The Chinese company, Apex Technology Co Ltd, has reached an agreement for the purchase of American printer maker, Lexmark. The deal involves an all cash purchase at $40.5 per share, translating to a total of $3.6 billion. This takes Lexmark private and off the New York Stock Exchange.
Apex Technology is a manufacturer of generic inkjets and laser cartridges based in Zhuhai, Guangdong, China. The company has received support from the Chinese State Fund last year for 500 million Yuan or $77.4 million. The company hopes to upgrade its own technologies via the purchase of Lexmark.
“We are excited to work alongside Lexmark as it continues to invest in advanced technologies and solutions to best serve its customers and business partners while simultaneously pursuing additional untapped opportunities for future growth,” Apex Technology Chairman, Jackson Wang, said. He added that they would fuse Lexmark’s technological know-how with Apex’s cost effective production and knowledge of emerging markets.
Apex Technology leads a Chinese consortium that includes PAG Asia Capital and Legend Capital. Legend Capital is affiliated to Lenovo via the latter’s biggest shareholder, Legend Holdings. Legend’s past experiences in successfully closing deals involving US asset acquisitions would be very useful as the transaction with Lexmark would still have to pass the scrutiny of the US Committee on Foreign Investment. The Chinese has continued its aggressive interest in the purchase of US based assets.
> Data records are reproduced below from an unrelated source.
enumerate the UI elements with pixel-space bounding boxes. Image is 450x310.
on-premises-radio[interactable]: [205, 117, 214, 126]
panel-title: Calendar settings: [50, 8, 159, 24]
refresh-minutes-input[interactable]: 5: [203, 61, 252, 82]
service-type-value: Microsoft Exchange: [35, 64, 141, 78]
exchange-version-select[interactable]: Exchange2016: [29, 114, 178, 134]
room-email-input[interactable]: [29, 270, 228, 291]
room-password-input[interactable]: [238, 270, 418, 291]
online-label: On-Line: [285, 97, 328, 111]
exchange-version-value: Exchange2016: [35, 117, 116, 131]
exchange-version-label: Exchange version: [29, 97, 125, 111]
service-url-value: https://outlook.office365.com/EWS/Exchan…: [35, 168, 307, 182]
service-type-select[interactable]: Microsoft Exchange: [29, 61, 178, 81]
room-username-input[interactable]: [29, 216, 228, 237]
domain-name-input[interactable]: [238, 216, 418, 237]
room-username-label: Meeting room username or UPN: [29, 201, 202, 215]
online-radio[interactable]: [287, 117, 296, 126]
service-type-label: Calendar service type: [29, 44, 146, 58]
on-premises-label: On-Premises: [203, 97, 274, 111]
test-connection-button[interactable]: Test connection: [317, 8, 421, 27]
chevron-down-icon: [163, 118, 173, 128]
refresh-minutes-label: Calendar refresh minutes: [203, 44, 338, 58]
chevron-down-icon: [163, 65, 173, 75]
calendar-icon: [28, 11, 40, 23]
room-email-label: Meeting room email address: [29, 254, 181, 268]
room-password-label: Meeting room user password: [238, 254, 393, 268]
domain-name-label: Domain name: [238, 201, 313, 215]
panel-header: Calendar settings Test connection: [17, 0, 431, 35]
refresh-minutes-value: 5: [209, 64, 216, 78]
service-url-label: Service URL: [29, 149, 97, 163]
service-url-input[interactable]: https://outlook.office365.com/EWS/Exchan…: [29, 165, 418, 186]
The more recent high profile, but failed attempts include Starwood Hotels and Fairchild Semiconductors.
The Chinese offer appears to be the solution for struggling printer and software company, Lexmark. Formerly the low end desktop printer division of IBM, the company was spun off and sold to Clayton Dubilier & Rice in 1991.
The company has found difficulties due to the market’s unexpected and quick shift within the printing industry. Screen only versions of pictures from social media and paperless drives for environmentally conscious companies in addition to an assault from generic ink cartridge competitors have continuously driven the printing industry’s revenue down in the past few years. Lexmark’s $3.55 billion in revenue in 2015 was a decrease of 15% from 2014 revenue. Competitors like HP and Xerox have found themselves in a similar predicament and had been forced to separate their printing business from their other divisions.
In October 21, 2015, Lexmark announced that it was studying strategic options to optimize the value of the company. After engaging Goldman Sachs as an advisor, the company has agreed to accept Apex’s offer, which is 30% higher than Lexmark’s October 2015 price and 15% above the stock’s 34.66 close on Tuesday.
“With the Consortium’s resources, we will be able to continue to invest in and grow the business to more fully penetrate the Asia Pacific market for hardware, software and managed print services,” Lexmark’s chairman and chief executive, Paul Rooke, stated. Rooke will continue to be at the helm of Lexmark after the deal. The company’s business will remain uninterrupted, with its manufacturing and software divisions running business as usual, and the business address staying at Lexington, Kentucky.